Afinal a FLEC não quer a guerra, só o seu braço armadoDecisão da FLEC/FAC conduz à “deterioração do clima político” e põe em risco toda a sub-região da África Central, diz a organização.
A Frente de Libertação do Estado de Cabinda (FLEC) condenou ontem a decisão do seu braço armado, anunciada dia 18, de retomar a luta armada pela autonomia da província até que Luanda se disponibilize “séria e concretamente” para o diálogo.
Num comunicado enviado à agência Lusa, a representação diplomática da FLEC na Bélgica e na União Europeia (UE) considera que a decisão da FLEC/FAC conduz à “deterioração do clima político” em Cabinda e que põe em risco toda a sub-região da África Central, “já de si enfraquecida pelas tensões eleitorais”.

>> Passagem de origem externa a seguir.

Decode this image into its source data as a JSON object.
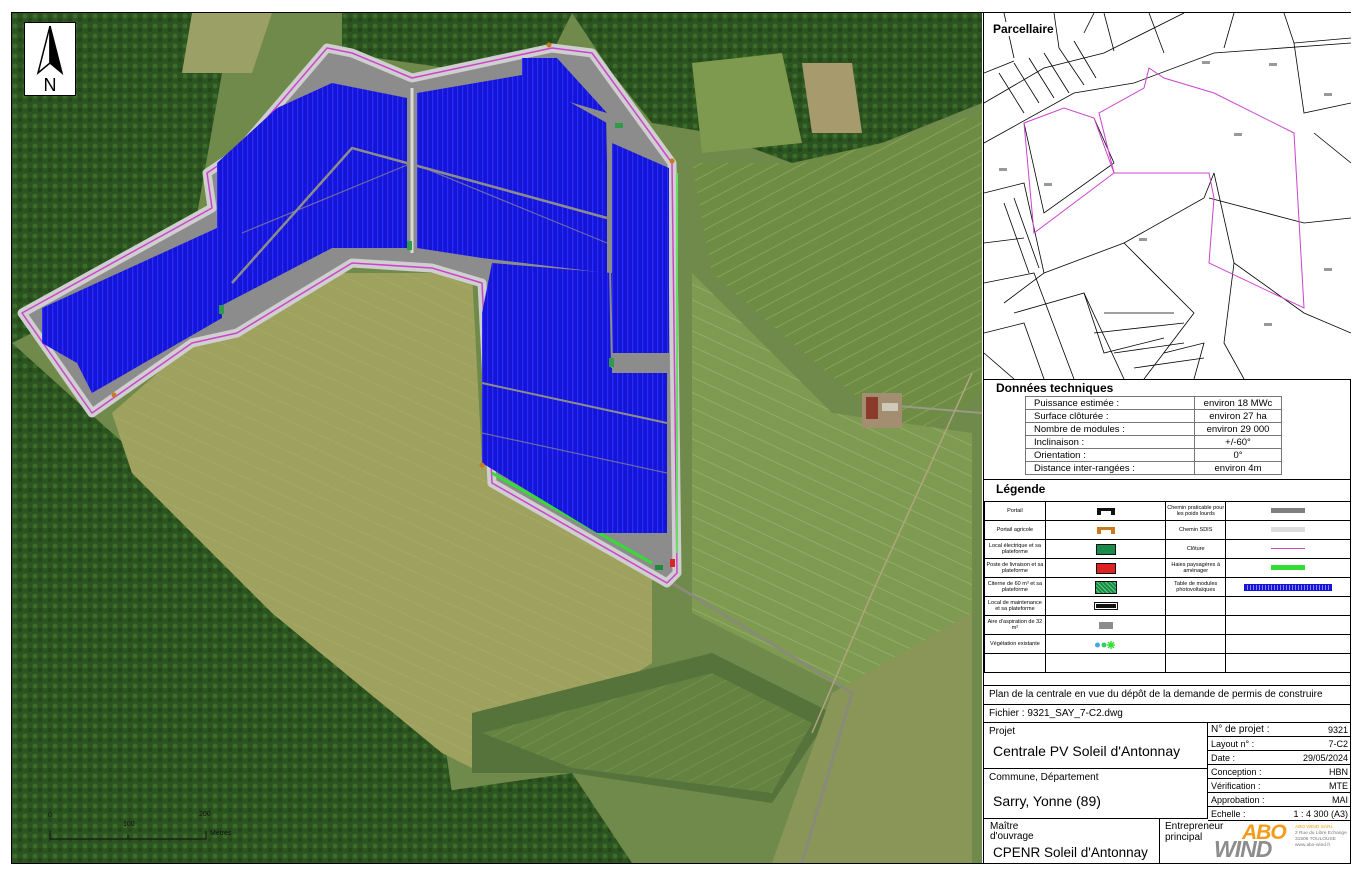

“Condenamos toda a violência e consideramos que o anúncio do presidente Nzita Tiago [líder da FLEC/FAC] de retomar a guerra em Cabinda e os ataques contra os soldados das FAA [Forças Armadas Angolanas] constitui um grave atentado à trégua unilateral que decidimos observar”, lê-se no documento, que foi entregue na Comissão Europeia e no Parlamento Europeu.

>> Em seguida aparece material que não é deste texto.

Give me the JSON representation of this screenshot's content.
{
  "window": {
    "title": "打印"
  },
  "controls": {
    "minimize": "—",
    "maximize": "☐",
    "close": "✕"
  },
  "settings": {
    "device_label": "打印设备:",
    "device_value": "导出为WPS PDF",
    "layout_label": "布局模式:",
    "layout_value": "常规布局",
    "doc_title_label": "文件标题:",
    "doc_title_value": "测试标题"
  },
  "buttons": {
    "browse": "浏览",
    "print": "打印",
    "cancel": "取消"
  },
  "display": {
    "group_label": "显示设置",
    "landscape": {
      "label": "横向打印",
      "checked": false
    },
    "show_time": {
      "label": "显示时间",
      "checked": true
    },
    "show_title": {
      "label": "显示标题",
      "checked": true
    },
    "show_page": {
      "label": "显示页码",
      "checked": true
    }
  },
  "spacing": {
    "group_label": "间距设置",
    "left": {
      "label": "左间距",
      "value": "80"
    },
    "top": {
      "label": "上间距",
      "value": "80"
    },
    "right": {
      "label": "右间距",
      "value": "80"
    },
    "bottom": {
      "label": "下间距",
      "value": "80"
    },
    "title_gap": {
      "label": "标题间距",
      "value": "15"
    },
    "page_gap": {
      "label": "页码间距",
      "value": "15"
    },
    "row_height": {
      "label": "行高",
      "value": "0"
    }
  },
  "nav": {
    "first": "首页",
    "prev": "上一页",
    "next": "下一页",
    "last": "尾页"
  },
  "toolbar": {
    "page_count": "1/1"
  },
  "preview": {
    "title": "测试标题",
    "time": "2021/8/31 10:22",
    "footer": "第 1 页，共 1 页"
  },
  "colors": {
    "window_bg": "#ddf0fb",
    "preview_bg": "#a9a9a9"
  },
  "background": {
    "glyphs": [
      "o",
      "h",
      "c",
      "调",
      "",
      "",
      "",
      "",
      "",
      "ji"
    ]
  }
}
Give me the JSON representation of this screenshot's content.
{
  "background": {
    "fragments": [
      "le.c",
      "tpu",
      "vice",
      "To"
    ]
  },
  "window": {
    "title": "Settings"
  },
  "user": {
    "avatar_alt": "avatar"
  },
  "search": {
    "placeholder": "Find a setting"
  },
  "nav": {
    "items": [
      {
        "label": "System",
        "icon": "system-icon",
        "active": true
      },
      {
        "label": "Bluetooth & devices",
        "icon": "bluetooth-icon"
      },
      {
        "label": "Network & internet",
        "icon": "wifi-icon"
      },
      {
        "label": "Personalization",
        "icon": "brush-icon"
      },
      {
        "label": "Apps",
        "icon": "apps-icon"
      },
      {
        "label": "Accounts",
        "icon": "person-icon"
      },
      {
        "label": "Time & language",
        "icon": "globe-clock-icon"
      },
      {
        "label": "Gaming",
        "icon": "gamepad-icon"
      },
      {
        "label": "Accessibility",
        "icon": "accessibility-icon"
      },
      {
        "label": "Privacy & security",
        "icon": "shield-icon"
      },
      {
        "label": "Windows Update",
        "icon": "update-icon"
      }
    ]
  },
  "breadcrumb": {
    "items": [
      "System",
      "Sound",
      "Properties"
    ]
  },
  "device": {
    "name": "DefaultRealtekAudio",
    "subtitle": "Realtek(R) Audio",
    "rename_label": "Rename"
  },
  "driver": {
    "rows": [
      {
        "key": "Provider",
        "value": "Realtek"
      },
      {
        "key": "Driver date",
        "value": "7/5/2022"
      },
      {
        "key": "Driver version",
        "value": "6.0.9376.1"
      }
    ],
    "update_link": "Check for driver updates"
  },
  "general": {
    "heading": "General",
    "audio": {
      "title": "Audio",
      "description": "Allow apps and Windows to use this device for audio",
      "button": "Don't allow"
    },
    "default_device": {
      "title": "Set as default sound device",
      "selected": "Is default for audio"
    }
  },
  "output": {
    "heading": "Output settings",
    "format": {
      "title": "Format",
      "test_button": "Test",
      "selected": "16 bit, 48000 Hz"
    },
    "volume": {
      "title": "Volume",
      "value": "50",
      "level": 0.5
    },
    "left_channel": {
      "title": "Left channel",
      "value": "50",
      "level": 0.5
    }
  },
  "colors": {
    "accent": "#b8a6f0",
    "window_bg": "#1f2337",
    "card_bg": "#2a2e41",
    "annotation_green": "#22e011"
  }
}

Para a FLEC, o recurso à violência para se defender das injustiças “não é uma solução credível” face a um “regime ditatorial com uma posição de força”, pois “expõe” as populações civis indefesas “às medidas de represália” que o “MPLA vai continuar a tomar” no território.

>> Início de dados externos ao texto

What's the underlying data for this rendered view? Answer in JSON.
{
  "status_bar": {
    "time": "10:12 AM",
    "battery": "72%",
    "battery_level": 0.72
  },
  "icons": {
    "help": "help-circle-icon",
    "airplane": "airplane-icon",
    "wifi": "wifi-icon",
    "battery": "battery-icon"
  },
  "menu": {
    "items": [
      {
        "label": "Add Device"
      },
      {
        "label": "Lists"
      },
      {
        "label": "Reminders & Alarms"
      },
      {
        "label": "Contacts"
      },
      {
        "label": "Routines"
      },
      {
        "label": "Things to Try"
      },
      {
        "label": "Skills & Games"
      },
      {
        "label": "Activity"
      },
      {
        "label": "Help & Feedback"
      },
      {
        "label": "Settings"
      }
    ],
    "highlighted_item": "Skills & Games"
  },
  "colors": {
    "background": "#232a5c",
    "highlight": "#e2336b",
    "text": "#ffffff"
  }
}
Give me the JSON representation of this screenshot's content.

“Esta declaração populista, irreflectida e irresponsável do presidente da FLEC, tomada sem uma consulta prévia de todas as forças vivas de Cabinda, não reflecte nem representa o ponto de vista da grande maioria do povo cabindês”, acrescenta-se na nota, assinada pelo pastor António Kitembe.
“A linguagem das armas não pode, de forma alguma, empenhar ou convencer a comunidade internacional para pressionar o MPLA para que este se sente à mesa das negociações”, sublinha-se no comunicado.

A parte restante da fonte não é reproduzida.